I am busy, but not in a stressful way. monday and tuesdays i watch a little girl. weds, thurs, fri i work the office sometimes 10 hr days. and sat or sun i clean the office. Sam is back in school Katie and Drew are back in college. NOW To get Bill back to work after his surgery. he is doing great though, i just miss having some mornings to myself :0). next week it should be light enough that when i take Sammy to school (mon, wed, fri) i will go directly to the track or the trail and do a brisk 30 minute walk at the very least. I am reminded i don't need to do the two hour hikes everyday to seek physical benifit.

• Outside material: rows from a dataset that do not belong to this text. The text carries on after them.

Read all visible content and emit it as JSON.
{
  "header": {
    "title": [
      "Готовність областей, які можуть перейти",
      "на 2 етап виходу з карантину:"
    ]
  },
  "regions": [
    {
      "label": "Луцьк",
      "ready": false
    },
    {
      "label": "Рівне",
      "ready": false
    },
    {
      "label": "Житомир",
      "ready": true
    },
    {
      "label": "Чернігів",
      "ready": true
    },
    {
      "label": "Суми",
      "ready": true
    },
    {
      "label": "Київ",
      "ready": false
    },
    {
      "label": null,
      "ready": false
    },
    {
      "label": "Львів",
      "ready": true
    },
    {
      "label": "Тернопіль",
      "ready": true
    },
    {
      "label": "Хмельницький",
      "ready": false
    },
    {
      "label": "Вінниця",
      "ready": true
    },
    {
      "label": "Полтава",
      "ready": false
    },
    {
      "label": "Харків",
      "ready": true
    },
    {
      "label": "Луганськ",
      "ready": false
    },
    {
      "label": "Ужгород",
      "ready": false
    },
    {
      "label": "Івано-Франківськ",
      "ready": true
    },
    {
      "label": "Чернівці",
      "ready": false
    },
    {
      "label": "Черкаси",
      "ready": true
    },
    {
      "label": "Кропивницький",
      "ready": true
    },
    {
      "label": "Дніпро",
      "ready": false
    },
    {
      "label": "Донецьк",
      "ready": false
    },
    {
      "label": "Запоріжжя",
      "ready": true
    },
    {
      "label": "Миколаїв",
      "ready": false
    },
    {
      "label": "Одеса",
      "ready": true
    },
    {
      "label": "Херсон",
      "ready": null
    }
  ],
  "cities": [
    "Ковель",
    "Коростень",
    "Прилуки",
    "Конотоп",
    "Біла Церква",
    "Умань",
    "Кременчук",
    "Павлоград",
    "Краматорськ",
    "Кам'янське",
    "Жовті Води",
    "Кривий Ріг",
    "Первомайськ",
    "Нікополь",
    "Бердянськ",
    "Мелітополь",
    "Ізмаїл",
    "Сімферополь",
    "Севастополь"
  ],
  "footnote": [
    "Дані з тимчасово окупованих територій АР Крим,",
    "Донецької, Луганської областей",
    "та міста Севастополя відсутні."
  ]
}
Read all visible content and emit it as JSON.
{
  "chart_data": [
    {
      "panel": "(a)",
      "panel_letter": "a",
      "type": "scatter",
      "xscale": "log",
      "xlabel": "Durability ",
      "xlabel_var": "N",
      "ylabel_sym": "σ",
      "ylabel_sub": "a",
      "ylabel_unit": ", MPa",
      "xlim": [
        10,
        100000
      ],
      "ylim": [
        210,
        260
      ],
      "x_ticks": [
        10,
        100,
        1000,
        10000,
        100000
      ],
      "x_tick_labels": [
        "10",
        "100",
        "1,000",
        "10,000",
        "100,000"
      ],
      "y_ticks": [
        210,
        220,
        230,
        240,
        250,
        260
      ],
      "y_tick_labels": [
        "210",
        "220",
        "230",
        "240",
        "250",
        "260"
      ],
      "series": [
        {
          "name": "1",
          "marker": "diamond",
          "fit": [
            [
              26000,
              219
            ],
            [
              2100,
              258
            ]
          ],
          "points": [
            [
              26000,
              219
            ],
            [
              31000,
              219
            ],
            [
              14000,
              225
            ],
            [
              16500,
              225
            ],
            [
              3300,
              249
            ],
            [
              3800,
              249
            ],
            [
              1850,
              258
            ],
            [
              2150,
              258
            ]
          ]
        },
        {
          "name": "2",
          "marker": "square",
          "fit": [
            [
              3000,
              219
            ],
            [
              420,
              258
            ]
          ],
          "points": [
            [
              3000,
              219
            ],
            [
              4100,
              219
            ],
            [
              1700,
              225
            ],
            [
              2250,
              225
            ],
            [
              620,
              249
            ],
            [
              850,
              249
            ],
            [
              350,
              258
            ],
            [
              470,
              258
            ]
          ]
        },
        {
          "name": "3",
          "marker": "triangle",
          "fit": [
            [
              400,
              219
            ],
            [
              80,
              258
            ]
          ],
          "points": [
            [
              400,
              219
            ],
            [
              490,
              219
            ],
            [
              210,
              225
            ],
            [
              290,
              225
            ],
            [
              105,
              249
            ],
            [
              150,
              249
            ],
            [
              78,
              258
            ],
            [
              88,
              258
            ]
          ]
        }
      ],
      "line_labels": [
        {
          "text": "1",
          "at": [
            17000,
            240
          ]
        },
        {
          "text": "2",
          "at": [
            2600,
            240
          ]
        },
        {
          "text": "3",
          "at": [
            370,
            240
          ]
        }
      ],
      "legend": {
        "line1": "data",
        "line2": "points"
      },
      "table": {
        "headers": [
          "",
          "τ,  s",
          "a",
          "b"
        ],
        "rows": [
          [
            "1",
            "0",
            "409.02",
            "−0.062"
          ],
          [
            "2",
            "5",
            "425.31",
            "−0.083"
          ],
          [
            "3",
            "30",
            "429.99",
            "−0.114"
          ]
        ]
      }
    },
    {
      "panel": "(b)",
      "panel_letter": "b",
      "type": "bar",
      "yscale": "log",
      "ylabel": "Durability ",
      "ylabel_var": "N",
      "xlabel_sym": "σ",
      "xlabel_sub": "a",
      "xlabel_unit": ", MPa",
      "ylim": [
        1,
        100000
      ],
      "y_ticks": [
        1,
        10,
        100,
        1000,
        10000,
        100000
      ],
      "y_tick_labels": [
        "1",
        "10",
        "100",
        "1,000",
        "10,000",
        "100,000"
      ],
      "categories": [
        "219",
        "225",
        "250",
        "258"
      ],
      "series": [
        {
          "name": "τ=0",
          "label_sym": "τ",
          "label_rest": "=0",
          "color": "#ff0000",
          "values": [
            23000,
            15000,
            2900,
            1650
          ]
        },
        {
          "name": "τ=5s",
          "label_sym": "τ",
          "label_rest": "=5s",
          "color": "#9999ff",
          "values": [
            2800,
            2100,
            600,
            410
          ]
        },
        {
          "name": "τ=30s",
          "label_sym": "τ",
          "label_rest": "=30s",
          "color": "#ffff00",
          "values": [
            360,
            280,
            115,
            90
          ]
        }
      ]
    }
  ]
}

Well i am going to get going, i'll try to keep up with the blogging.
Thursday, January 06, 2011
and first and for most i've had a wonderful holiday season. One of my favorite times of a year. i can truly say this had to be one of my favorite Christmas' ever. and unless you don't know from my facebook already, this is my bestest present, Katie was able to get her brothers to cooperate in giving me this gift. funny Bill was feeling a little bummed that we didn't have alot of cash flow like we "used" to. but it didn't matter. the kids were more excited to see us open the gifts they bought for each other. of course Albert came out early. i made brunch........ and there was just so much peace. lets see what else.... Sammy is doing great from his shoulder surgery. Bill got surgery and too is doing so well. New Year was quiet, which i am more than happy with. Other than that yucky 24 hour stomach virus i was "blessed" with. i have been feeling really good.
I didn't make any New Years resolutions, but i would like to continue on the same journey. In 2010, i had three goals hike 10 miles, bike to work, and kayak. well I biked to work, i was able to kayak again. and i was able to do several 6-8 mile walks. my foot issue kept me from doing the 1o mile hike in October. so hopefully this year i can give Melody that 10 mile hike :0). She is in no hurry. there were times that I biked more than 20 miles, .... I am sure I can get the weight moving again....... seemed to lose a little and then plateau for a long time, lose a little, then plateau for a long time. In the past year i have learned to not focus on the number. and that has been a huge "weight" lifted off my shoulder *pun intended. I am happy with who i am, but MOST importantly i am feeling so damn good. this coming year Bill is supposed to get a bike so i hope to do more biking in 2011, i'd like to hike different trails in 2011, I'd like to be more understanding of people in 2011, and less judgmental.
Oh and one last thing, I am buddying up with my Bestest friend Christina and joined Weight Watchers with her again. as my support down in Pittsburgh is decreasing and will be completed this year. i am missing the one on one counseling. I have been so used to Calorie King website i was so surprised at the WW online tool sight.... it is amazing, fast and easy. Since WW has changed this year to follow more the plan that my dietitian from Pittsburgh put me on. I find this a good choice. somebody asked me that why would i do that since i have the "lapband"? and I am not sure how to answer this. as i've always thought of the lapband being a tool and not a fix (cure) I've had the free support from the Pittsburgh Study for 3 going on 4 years. I still have to watch what i eat, how much i eat, when i eat...... the Lapband isn't magic. The Lapband is the greatest thing i've done and i can't imagine not having the support it gives me. I will never be able to binge on a meal like i used to..... it just won't allow me.